Imported products are valued low as part of the traders’ attempt to skimp on import duties, and regulatory agencies are tolerating this, he said.
Briones also rejected data from the DA, which showed that imported pork products were priced as low as P72 a kilo, exclusive of tariffs and other costs as they are distributed in the local market.
“This is technical smuggling that has been going on for many years now and has not been addressed by our concerned agencies,” he said.
He denied allegations that local swine growers were resorting to hoarding of their meat products to control prices.
“Which right-minded grower will hoard their pork at this time of ASF? The truth is, many of us sell our hogs as soon as they reach 60 to 70 kilos—far from the desired weight of 100 kilos—because of the fear of ASF, aware that no help is coming from the government,” he said.
But hog growers also warned of a worsening shortage of meat products in the country, as the government had not provided help to larger swine farms.
“Sadly, all the measures being put in place by the government right now, including the price freeze, lifting of tariffs for imported meat, are all adverse to us in the local meat industry,” Briones said.
Sen.
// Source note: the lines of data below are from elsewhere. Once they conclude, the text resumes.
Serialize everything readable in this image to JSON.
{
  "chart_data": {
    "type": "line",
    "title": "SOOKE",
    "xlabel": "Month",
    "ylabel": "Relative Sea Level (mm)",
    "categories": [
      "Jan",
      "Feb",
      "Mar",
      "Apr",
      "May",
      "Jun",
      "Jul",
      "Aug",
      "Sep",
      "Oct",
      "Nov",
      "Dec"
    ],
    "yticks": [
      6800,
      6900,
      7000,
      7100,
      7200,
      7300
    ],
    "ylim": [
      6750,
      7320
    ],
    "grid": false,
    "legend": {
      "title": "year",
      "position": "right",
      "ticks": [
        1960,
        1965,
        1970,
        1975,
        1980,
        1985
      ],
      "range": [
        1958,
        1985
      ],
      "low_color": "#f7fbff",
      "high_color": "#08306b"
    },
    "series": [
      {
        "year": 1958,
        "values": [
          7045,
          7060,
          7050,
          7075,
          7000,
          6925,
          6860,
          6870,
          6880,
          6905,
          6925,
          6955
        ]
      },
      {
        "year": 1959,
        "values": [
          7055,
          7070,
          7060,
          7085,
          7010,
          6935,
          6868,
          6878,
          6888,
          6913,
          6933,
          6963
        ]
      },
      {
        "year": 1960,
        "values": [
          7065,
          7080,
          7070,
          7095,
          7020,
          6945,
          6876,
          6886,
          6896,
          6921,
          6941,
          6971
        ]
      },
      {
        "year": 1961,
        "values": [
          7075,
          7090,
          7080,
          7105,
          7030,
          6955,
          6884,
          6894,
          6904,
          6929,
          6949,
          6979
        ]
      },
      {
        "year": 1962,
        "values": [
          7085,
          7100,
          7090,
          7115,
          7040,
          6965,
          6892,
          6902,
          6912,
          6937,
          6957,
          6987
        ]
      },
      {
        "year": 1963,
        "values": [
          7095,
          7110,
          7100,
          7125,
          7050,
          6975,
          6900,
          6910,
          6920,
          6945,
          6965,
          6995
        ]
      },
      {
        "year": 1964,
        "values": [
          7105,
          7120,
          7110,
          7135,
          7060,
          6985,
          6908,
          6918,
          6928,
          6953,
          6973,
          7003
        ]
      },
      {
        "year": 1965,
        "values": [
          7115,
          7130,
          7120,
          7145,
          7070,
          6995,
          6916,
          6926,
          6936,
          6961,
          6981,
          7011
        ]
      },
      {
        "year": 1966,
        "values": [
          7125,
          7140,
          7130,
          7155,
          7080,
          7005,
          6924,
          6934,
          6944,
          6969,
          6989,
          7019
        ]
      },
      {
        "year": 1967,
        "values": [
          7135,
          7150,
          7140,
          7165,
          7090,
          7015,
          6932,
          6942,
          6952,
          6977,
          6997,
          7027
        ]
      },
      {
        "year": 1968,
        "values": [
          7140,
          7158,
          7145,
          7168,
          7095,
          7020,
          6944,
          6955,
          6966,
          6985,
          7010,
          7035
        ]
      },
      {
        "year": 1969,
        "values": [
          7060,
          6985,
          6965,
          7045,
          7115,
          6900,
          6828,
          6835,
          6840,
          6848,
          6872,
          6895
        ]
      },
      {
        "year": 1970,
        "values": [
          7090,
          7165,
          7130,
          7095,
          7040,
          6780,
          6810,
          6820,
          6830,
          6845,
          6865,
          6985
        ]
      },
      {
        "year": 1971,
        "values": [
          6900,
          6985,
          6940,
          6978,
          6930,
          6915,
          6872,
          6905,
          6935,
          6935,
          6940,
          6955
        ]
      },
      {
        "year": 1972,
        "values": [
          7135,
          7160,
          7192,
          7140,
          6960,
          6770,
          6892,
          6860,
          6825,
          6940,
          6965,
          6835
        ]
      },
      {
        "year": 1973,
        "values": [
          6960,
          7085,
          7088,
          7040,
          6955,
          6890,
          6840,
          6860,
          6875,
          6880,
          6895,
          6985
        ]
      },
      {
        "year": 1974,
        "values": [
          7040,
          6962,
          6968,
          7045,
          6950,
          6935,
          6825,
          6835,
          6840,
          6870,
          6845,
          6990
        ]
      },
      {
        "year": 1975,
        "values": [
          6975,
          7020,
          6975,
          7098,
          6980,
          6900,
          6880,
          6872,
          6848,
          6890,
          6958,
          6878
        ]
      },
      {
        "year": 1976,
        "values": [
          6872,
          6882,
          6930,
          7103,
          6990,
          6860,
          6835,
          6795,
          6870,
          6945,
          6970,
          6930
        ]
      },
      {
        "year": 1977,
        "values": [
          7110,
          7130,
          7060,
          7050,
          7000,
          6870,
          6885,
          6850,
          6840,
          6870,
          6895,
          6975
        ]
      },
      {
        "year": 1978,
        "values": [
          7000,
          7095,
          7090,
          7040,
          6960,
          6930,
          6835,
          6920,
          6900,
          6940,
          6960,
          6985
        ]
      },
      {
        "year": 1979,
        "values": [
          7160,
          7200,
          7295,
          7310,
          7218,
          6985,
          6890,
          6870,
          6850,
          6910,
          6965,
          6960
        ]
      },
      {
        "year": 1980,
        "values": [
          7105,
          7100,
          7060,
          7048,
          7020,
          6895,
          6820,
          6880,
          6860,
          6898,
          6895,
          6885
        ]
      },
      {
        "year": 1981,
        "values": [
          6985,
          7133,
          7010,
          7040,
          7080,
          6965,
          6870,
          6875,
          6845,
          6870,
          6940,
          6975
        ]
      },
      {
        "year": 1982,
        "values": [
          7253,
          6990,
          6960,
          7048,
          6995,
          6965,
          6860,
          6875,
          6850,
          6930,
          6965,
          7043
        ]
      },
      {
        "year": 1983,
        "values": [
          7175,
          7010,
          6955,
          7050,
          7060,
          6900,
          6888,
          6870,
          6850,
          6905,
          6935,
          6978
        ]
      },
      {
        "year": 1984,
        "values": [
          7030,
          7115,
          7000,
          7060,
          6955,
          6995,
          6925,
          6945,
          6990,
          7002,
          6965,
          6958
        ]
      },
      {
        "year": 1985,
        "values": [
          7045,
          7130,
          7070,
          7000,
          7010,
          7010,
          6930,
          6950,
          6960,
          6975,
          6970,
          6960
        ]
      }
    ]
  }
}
Francis Pangilinan expressed disgust over Briones’ revelation on the continuing practice of undervaluation of imported meat products.
“This really continues to be prevalent and needs to stop. Our meat industry deserves a process that is free of undervaluation and technical smuggling because if this is not stopped, it will really kill our local meat industry,” he said.
He blamed the unabated smuggling of meat products for the entry of the ASF into the country, purportedly perpetrated by unscrupulous customs and animal quarantine personnel.